Violences

Bernard Langlois  • 23 avril 2009 abonné·es

Plantage et manipulation

Et d’abord, en guise de hors-d’œuvre, cette anecdote que j’emprunte à L’Ire des chênaies , le bulletin hebdomadaire de Radio Zinzine [^2]
. C’est Tuttle qui raconte, retour d’un séjour en Allemagne : «  Depuis 2001, la police allemande était sur les dents. Elle recherchait une tueuse en série, responsable de plus de 40 crimes et délits, dont des cambriolages et l’assassinat d’un officier de police. Des traces de l’ADN de cette femme avaient été retrouvées sur les diverses scènes des crimes, jusque dans des affaires en France.  […] Ils ont enfin retrouvé la femme à qui appartenait cet ADN : c’est une employée d’une firme bavaroise qui fabrique des cotons-tiges, notamment ceux utilisés… par la police scientifique pour les prélèvements ADN ! » Joli plantage, et retour à la case départ.

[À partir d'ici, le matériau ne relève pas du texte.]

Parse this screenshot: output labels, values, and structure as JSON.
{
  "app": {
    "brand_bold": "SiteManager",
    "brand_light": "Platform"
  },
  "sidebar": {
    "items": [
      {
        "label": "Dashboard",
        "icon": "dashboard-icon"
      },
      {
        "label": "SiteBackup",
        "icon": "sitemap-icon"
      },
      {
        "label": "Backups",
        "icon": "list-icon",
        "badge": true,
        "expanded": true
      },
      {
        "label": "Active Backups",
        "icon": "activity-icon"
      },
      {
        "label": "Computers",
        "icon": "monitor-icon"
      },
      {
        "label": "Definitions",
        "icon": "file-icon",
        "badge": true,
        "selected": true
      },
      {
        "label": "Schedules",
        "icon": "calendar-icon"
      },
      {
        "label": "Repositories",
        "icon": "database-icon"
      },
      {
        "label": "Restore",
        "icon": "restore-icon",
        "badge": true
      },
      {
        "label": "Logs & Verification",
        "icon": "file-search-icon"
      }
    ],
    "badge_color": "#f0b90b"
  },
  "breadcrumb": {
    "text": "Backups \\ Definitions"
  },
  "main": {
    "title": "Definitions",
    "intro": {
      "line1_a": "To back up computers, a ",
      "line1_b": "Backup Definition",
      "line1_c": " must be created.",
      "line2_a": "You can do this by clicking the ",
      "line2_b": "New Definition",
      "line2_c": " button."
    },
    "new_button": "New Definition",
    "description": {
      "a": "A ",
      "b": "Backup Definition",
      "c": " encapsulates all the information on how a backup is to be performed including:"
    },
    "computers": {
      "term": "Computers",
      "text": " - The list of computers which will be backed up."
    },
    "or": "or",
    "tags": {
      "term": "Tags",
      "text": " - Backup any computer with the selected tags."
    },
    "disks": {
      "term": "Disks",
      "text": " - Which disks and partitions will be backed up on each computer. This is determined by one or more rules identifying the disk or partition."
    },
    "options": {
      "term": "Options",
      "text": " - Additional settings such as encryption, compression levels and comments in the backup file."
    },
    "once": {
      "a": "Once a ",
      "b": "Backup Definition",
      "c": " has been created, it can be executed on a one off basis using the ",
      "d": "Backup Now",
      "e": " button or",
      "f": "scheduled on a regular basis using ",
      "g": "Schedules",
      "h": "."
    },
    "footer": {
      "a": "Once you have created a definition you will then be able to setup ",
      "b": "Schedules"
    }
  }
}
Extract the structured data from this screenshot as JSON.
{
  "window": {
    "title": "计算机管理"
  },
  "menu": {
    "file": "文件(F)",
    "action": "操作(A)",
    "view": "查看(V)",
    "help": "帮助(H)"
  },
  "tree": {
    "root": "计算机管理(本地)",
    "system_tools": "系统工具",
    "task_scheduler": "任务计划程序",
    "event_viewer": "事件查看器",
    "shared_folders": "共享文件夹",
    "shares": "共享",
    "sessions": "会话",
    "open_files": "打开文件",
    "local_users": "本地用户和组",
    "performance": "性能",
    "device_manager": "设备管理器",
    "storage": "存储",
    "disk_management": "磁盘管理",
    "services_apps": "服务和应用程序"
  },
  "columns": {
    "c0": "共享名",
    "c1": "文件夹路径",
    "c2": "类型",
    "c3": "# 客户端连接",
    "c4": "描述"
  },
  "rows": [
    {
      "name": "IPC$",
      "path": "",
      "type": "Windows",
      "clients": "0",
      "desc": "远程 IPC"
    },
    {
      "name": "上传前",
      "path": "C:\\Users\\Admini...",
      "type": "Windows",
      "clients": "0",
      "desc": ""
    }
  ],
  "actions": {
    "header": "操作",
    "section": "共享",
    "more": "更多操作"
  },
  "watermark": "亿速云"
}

La rédactrice de L’Ire rapporte aussi une autre histoire policière (toujours en Allemagne) nettement moins drôle, celle de l’arrestation d’un sociologue berlinois, dans le cadre d’une procédure antiterroriste, et de son maintien en prison plusieurs mois : on avait trouvé d’étranges ressemblances, et pour tout dire comme une filiation, entre certaines de ses études sur la « gentrification » des centres-villes (autrement dit l’investissement massif par la bourgeoisie des zones urbaines autrefois populaires) [^3])…et des tracts attribués à un certain Militant Gruppe (MAM dirait : « la mouvance anarcho-gauchiste »… ) pouvant passer pour des incitations à la rébellion violente. Le gars, en plus, était extrêmement louche : il paraît qu’il se rendait à « des réunions » (militantes, je suppose) « sans son téléphone portable » . Comme s’il avait des choses à cacher, hé, hé ! Bon. Procès, avocats de la défense qui font bien leur boulot, et découverte d’un joli pot aux roses : les tracts accusateurs avaient été rédigés et imprimés au siège de la BKA (la police anticriminelle).
C’est en Allemagne.
Fabriquer des coupables, surveiller et suspecter des intellectuels, harceler des éditeurs ou des journalistes, c’est pas chez nous qu’on verrait des choses pareilles, hein Coupat et autres épiciers tarnacois ? N’est-ce pas, Hazan et autres « fabricants » éditeurs de comités invisibles ?

À l’étouffée

La manipulation, l’infiltration, la fabrication de preuves sont pratiques vieilles comme la police et considérées comme quasi normales, voire inévitables, quand il s’agit de lutter contre le crime organisé (bien sûr, elles ne le sont pas !), sous prétexte qu’« on ne fait pas d’omelette, etc. ».
En matière politique, elles provoquent un peu plus de réticences et débouchent parfois sur des scandales – dont certains ont des conséquences politiques : le Watergate en reste le plus emblématique symbole. Rien de semblable dans notre belle République, de l’affaire Ben Barka à celle du corbeau des listings Clearstream (toujours en instruction), en passant par l’affaire Markovic, les « plombiers » de la DST au siège du Canard , les « casseurs Marcellin » des manifs autonomes des septantes, la pitrale et pitoyable (et criminelle) équipée des faux époux Turenge (et alii ) contre le Rainbow Warrior, les écoutes illégales de la cellule gendarmesque de l’Élysée, l’affaire des Irlandais de Vincennes, plus toutes celles que j’oublie ou qui sont restées enfouies (et je me suis borné à la cinquième du nom…) : si le scandale débouche parfois sur un traitement judiciaire, on l’y cuisine à l’étouffée.
Seuls quelques lampistes, au pire, y laissent des plumes.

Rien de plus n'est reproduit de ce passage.